Netflix founder Reed Hastings has pledged that the online film giant will look to break BSkyB's stranglehold on the movie market – but not until its new UK operation has become a success.

Hastings unveiled the new Netflix service – which will allow users to stream film and TV content on devices including tablets, smartphones, games consoles and internet TVs – priced at £5.99 a month.

Netflix's closest direct competitor is Amazon's LoveFilm, which has built a model offering DVDs by post and today announced a new "streaming-only" tariff at £4.99.

Hastings unveiled a host of new TV and film deals to sweeten its launch with partners including Channel 4, Disney, ITV, Sony, 20th Century Fox and "super indie" All3Media for titles including The Only Way is Essex, Breaking Bad, The Expendables and The Aviator.

Most of the deals Netflix has struck in the UK will allow it to air films in what is referred to as the second rights window; News Corporation has sewn up the prime deals with the six major Hollywood studios to air films in the first pay window.

Netflix, like LoveFilm, has not attempted to break BSkyB's relationship with the Hollywood studios, which is currently the subject of an investigation by competition regulators.

Hastings argues that Netflix's low-cost model is complementary to BSkyB's premium offering, but says when the company establishes itself in the UK, Rupert Murdoch is likely to see some stiff competition in the movie rights market.
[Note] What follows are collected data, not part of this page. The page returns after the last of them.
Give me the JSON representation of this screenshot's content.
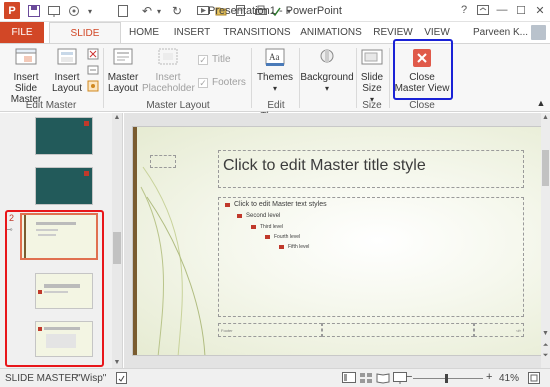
{
  "window": {
    "title": "Presentation1 - PowerPoint",
    "help": "?",
    "minimize": "—",
    "maximize": "☐",
    "close": "✕"
  },
  "quick_access": {
    "logo": "P",
    "save_icon": "save-icon",
    "undo": "↶",
    "redo": "↻"
  },
  "tabs": [
    {
      "label": "FILE"
    },
    {
      "label": "SLIDE MASTER"
    },
    {
      "label": "HOME"
    },
    {
      "label": "INSERT"
    },
    {
      "label": "TRANSITIONS"
    },
    {
      "label": "ANIMATIONS"
    },
    {
      "label": "REVIEW"
    },
    {
      "label": "VIEW"
    }
  ],
  "user": {
    "name": "Parveen K..."
  },
  "ribbon": {
    "edit_master": {
      "insert_slide_master": "Insert Slide Master",
      "insert_layout": "Insert Layout",
      "label": "Edit Master"
    },
    "master_layout": {
      "master_layout": "Master Layout",
      "insert_placeholder": "Insert Placeholder",
      "title": "Title",
      "footers": "Footers",
      "label": "Master Layout"
    },
    "edit_theme": {
      "themes": "Themes",
      "label": "Edit Theme"
    },
    "background": {
      "background": "Background"
    },
    "size": {
      "slide_size": "Slide Size",
      "label": "Size"
    },
    "close": {
      "close_master_view": "Close Master View",
      "label": "Close"
    }
  },
  "slide": {
    "title": "Click to edit Master title style",
    "levels": [
      "Click to edit Master text styles",
      "Second level",
      "Third level",
      "Fourth level",
      "Fifth level"
    ],
    "footer": "Footer",
    "slide_number": "‹#›"
  },
  "thumbnail_number": "2",
  "statusbar": {
    "view": "SLIDE MASTER",
    "theme": "\"Wisp\"",
    "zoom": "41%"
  }
}
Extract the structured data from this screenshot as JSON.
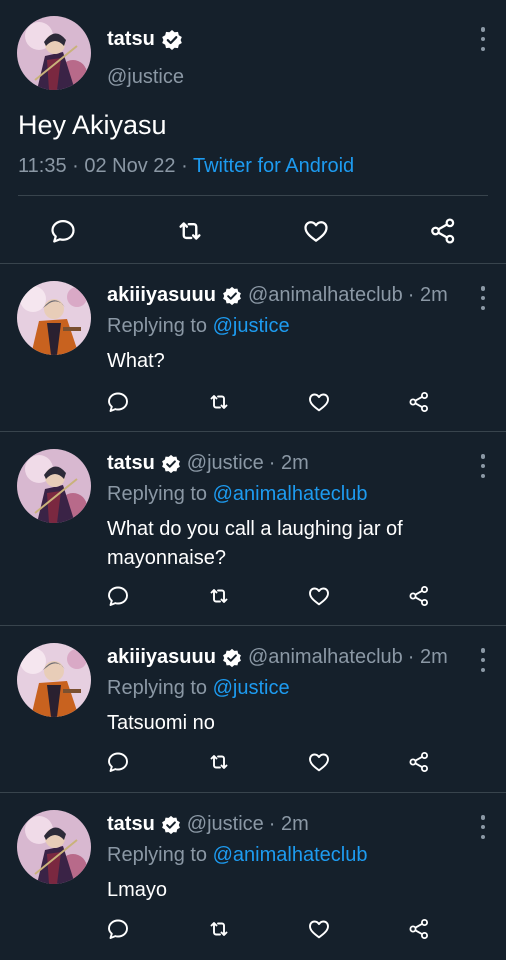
{
  "main_tweet": {
    "name": "tatsu",
    "handle": "@justice",
    "text": "Hey Akiyasu",
    "time": "11:35",
    "date": "02 Nov 22",
    "source": "Twitter for Android",
    "dot": "·",
    "icons": [
      "reply-icon",
      "retweet-icon",
      "like-icon",
      "share-icon"
    ]
  },
  "replies": [
    {
      "name": "akiiiyasuuu",
      "handle": "@animalhateclub",
      "time": "· 2m",
      "replying_prefix": "Replying to ",
      "replying_to": "@justice",
      "text": "What?"
    },
    {
      "name": "tatsu",
      "handle": "@justice",
      "time": "· 2m",
      "replying_prefix": "Replying to ",
      "replying_to": "@animalhateclub",
      "text": "What do you call a laughing jar of mayonnaise?"
    },
    {
      "name": "akiiiyasuuu",
      "handle": "@animalhateclub",
      "time": "· 2m",
      "replying_prefix": "Replying to ",
      "replying_to": "@justice",
      "text": "Tatsuomi no"
    },
    {
      "name": "tatsu",
      "handle": "@justice",
      "time": "· 2m",
      "replying_prefix": "Replying to ",
      "replying_to": "@animalhateclub",
      "text": "Lmayo"
    }
  ],
  "colors": {
    "background": "#15202b",
    "text": "#ffffff",
    "muted": "#8b98a5",
    "link": "#1d9bf0",
    "divider": "#38444d"
  }
}
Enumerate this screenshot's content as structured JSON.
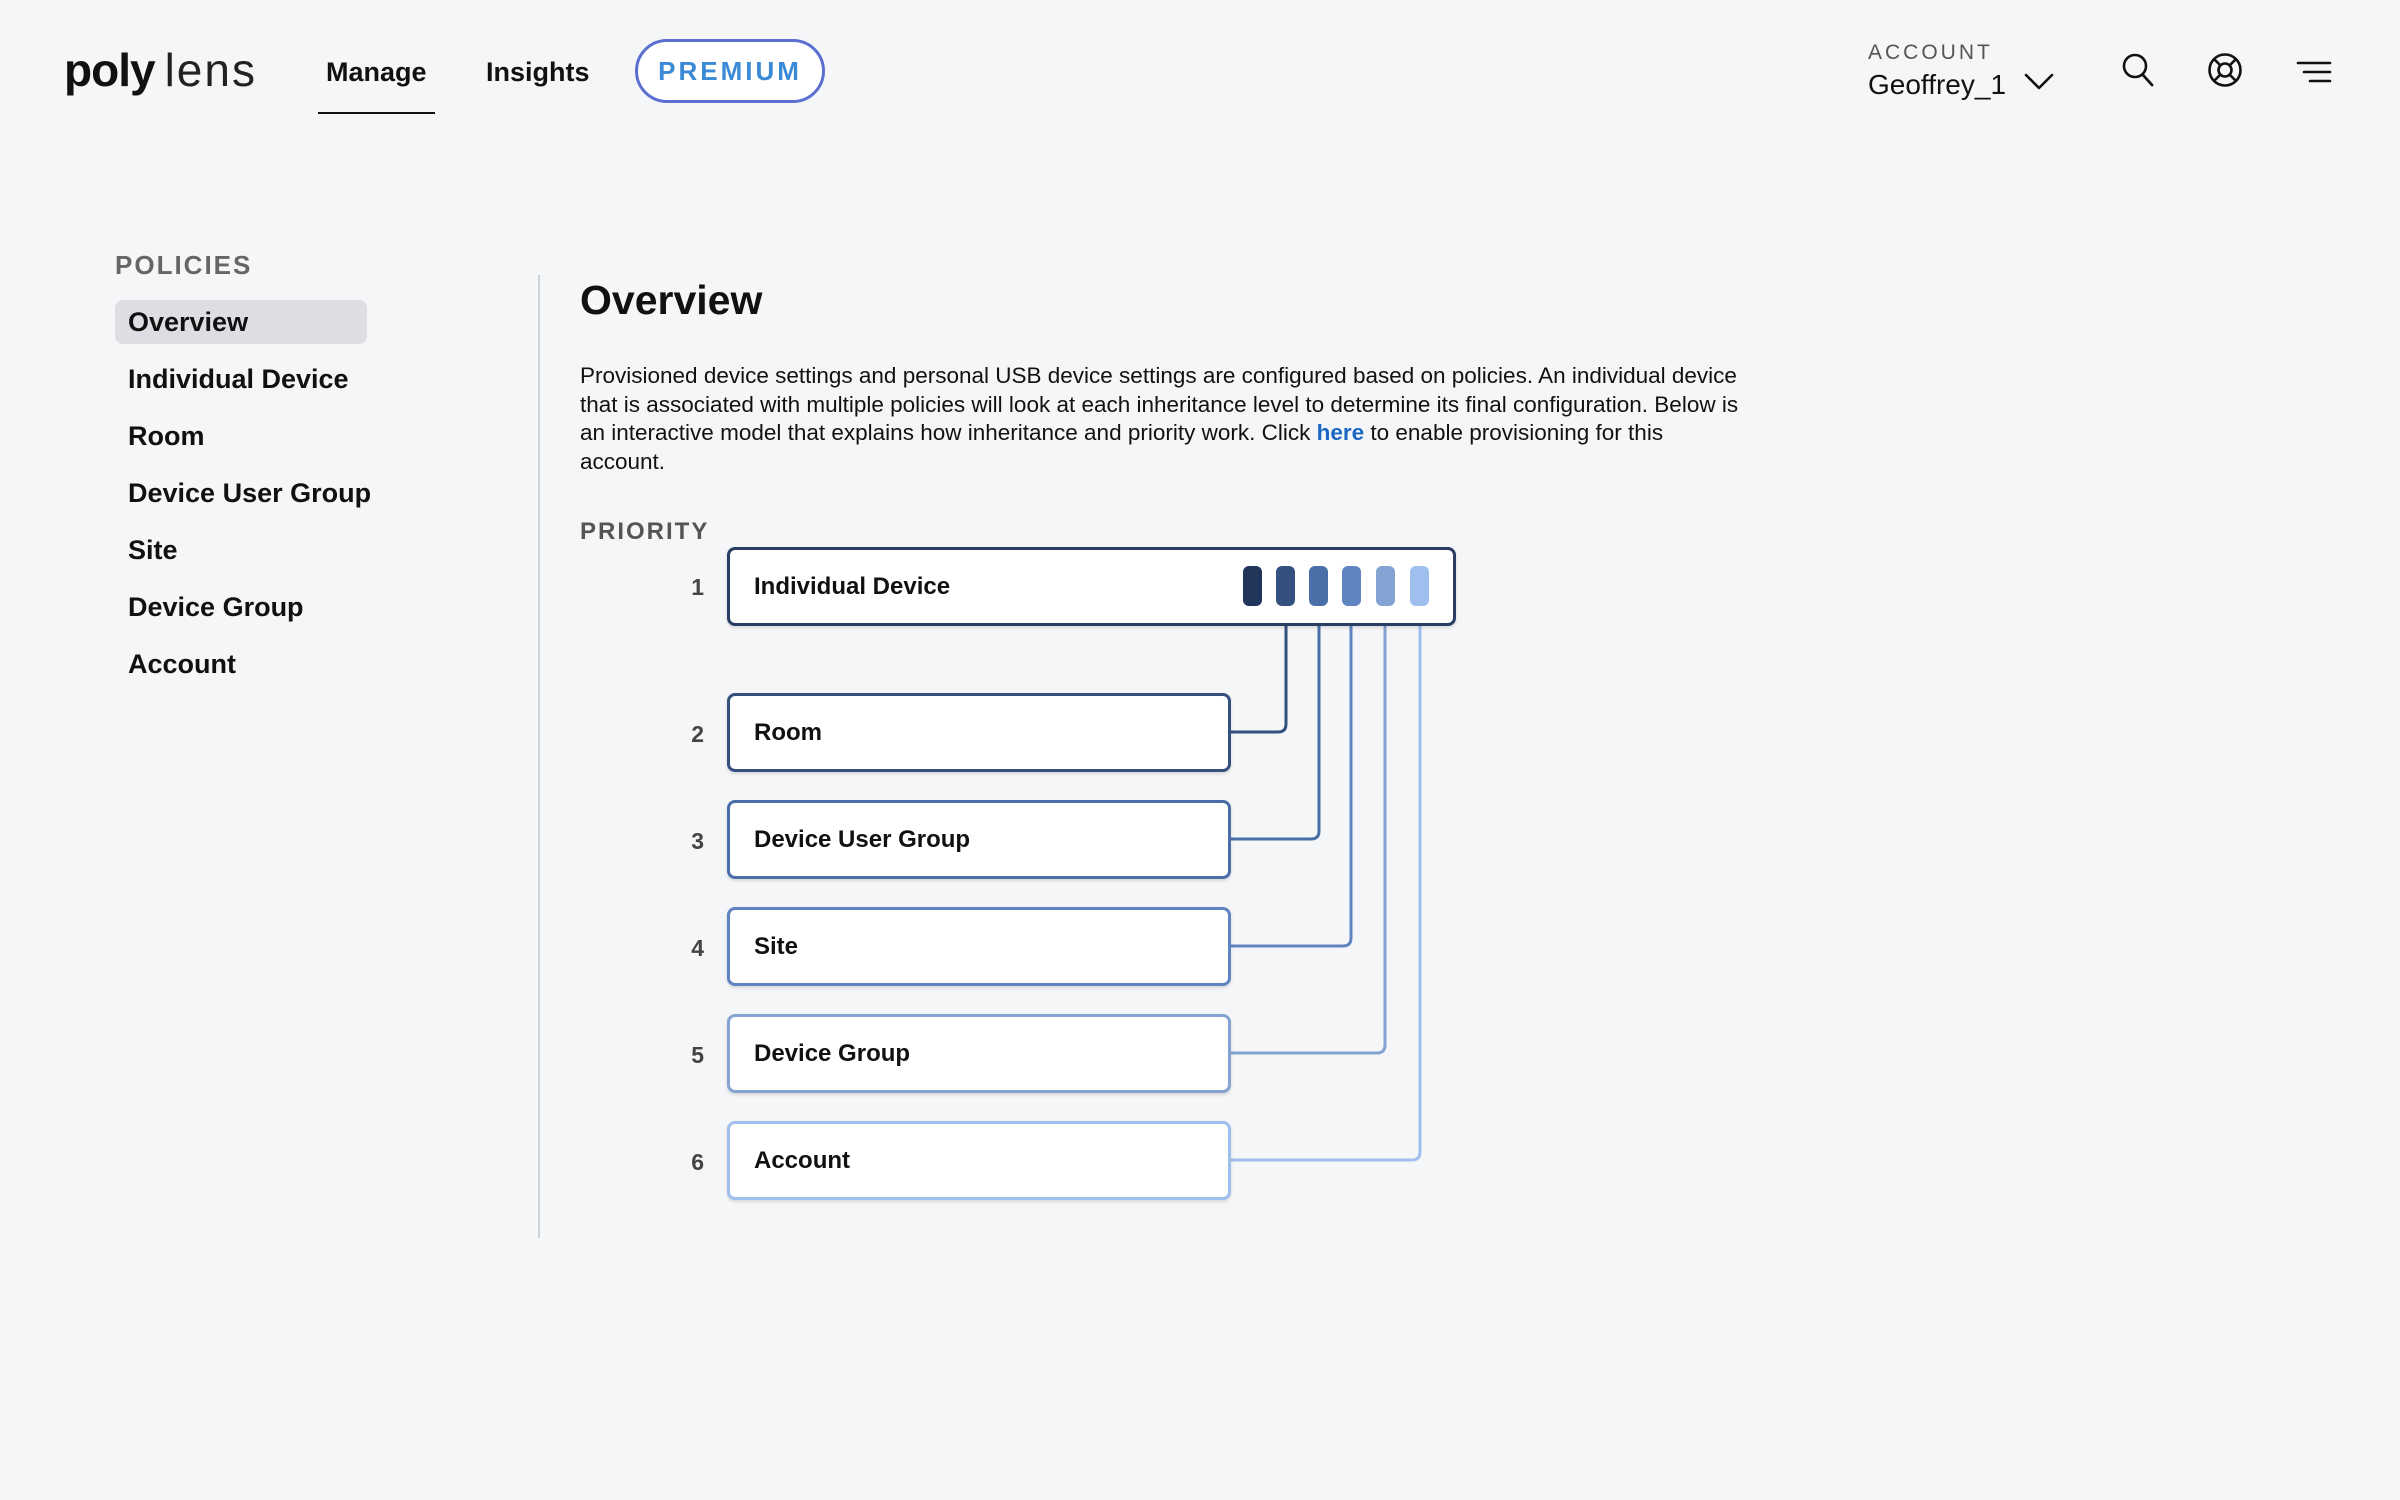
{
  "header": {
    "logo": {
      "poly": "poly",
      "lens": "lens"
    },
    "nav": [
      {
        "label": "Manage",
        "active": true
      },
      {
        "label": "Insights",
        "active": false
      }
    ],
    "premium_label": "PREMIUM",
    "account": {
      "caption": "ACCOUNT",
      "name": "Geoffrey_1"
    },
    "icons": [
      "chevron-down-icon",
      "search-icon",
      "help-lifebuoy-icon",
      "menu-icon"
    ]
  },
  "sidebar": {
    "heading": "POLICIES",
    "items": [
      {
        "label": "Overview",
        "active": true
      },
      {
        "label": "Individual Device"
      },
      {
        "label": "Room"
      },
      {
        "label": "Device User Group"
      },
      {
        "label": "Site"
      },
      {
        "label": "Device Group"
      },
      {
        "label": "Account"
      }
    ]
  },
  "main": {
    "title": "Overview",
    "description_before": "Provisioned device settings and personal USB device settings are configured based on policies. An individual device that is associated with multiple policies will look at each inheritance level to determine its final configuration. Below is an interactive model that explains how inheritance and priority work. Click ",
    "link_text": "here",
    "description_after": " to enable provisioning for this account.",
    "priority_label": "PRIORITY",
    "levels": [
      {
        "num": "1",
        "label": "Individual Device",
        "color": "#2a3e64"
      },
      {
        "num": "2",
        "label": "Room",
        "color": "#33507f"
      },
      {
        "num": "3",
        "label": "Device User Group",
        "color": "#4a6fa8"
      },
      {
        "num": "4",
        "label": "Site",
        "color": "#5f84bf"
      },
      {
        "num": "5",
        "label": "Device Group",
        "color": "#85a3d2"
      },
      {
        "num": "6",
        "label": "Account",
        "color": "#9fc0ef"
      }
    ],
    "inheritance_colors": [
      "#22355a",
      "#33507f",
      "#4a6fa8",
      "#5f84bf",
      "#85a3d2",
      "#9fc0ef"
    ]
  }
}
"Is it likely we will become a bidder against Sky over the years? Absolutely," he said. "We will definitely be a bidder against Sky, yes, but do we need it at launch, no."

He notes that when Netflix launched in Canada – what Hastings refers to as the "closest proxy" to what he expects to see in the UK market – the company was in a similar position of having no "pay one [window]" deals.

"Everyone is going to welcome some competition for Sky," said Hastings. "The major studios are always going to look for who is out there when buyers are in the market."

Netflix has informed investors that the huge financial commitment to the launch is partly to blame for the forecast of a company loss for 2012, with the timeline for reaching profitability in the tough UK market potentially more than two years.